A Medical Device Daily

Diagnostic Products (Los Angeles) and Thermo Electron (Waltham, Massachusetts) reported that they have entered into an agreement for the co-development of a new, high-throughput clinical chemistry platform.

That platform will integrate with DPC’s future immunochemistry platforms, and it will be suited for the medium and large-volume laboratories both in the hospital and private laboratory segments. The combination of DPC’s broad experience in immunochemistry with Thermo’s clinical chemistry and automation expertise is expected to provide clinical laboratories with a comprehensive diagnostic test solution that will automate most of their routine testing needs.

“This new development agreement extends the current relationship between Thermo and DPC to a new level,” said Lew Rosenblum, president of clinical diagnostics at Thermo Electron. “The existing distribution agreements, which were put in place in 2004 and cover Thermo’s current clinical chemistry and automation products, have already generated excellent results in many European markets.”

He added that partnering with DPC also provides Thermo with access to “the excellent distribution network that they have established throughout the world and will help ensure the global success of the new system.”

In other grants/contracts news:

Delphi Medical Systems (Troy, Michigan), entered into an exclusive worldwide licensing agreement with Scroll Labs (Romeoville, Illinois) to obtain a new compressor technology for respiratory applications.

“We licensed this newly designed compressor technology to help us make improved medical devices. The compressor will provide us with proprietary technology that will take respiratory devices to a higher level of performance,” said Christophe Sevrain, managing director of Delphi Medical Systems.

Delphi Medical Systems expects to sign agreements soon for global distribution of the respiratory devices with the new compressor.

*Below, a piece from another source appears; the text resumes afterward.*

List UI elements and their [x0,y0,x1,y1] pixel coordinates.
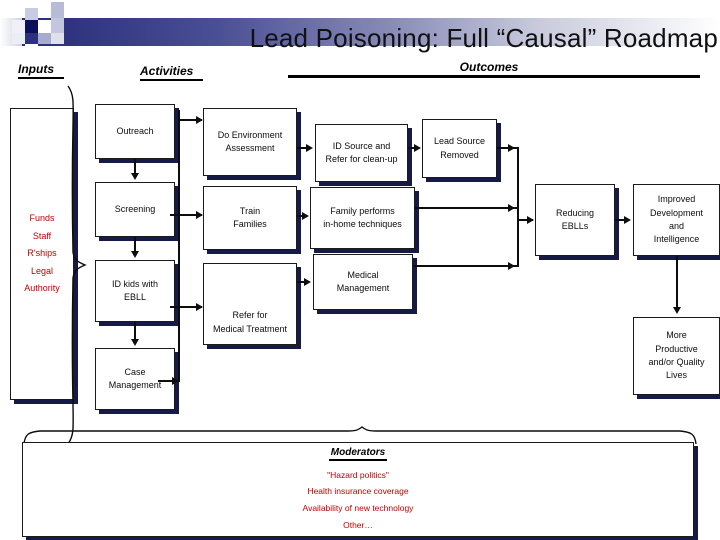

Delphi Medical Systems is a provider of technology, products, and product development and manufacturing for respiratory care, IV infusion, vital signs monitoring, dialysis equipment, in vitro diagnostics and surgical / hospital equipment. It is a subsidiary of Delphi Corp.

Novadaq Technologies (Toronto) and the Sorin Group’s (Milan, Italy) CarboMedics unit, which focuses on medical technologies for cardiac surgery, said they have signed a North American agreement to distribute the SPY Intra-operative Imaging (SPY) System, a real-time visual imaging device for use during coronary artery bypass graft surgery (CABG).

Concurrently, Novadaq and Eastman Kodak (Rochester, New York) are finalizing a U.S. service agreement to provide ongoing service and maintenance for the SPY System.

There are more than 400,000 CABG surgeries performed in North America each year. Novadaq said the SPY System is the only procedure that allows real-time visual confirmation of revascularization during CABG surgery thereby allowing bypass graft technical errors to be detected and corrected while the patient is still in the operating room.

Consorta (Schaumburg, Illinois), a group purchasing and resource management organization in the healthcare industry, has awarded a three-year, dual-source agreement for an innovative bowel management system to Zassi Medical Evolutions (Fernandina Beach, Florida).

“This agreement will provide our members with access to a bowel management system that will help them meet the challenges of managing fecal incontinence and helping reduce hospital-acquired infection (HAI) for their seriously ill patients,” said Michael Murphy, manager of medical-surgical contracting for Consorta.

Consorta’s membership, which includes more than 520 acute-care facilities and more than 300 extended-care facilities in the U.S., can expect significant clinical care advantages through the agreement, which becomes effective Aug. 1, the company said.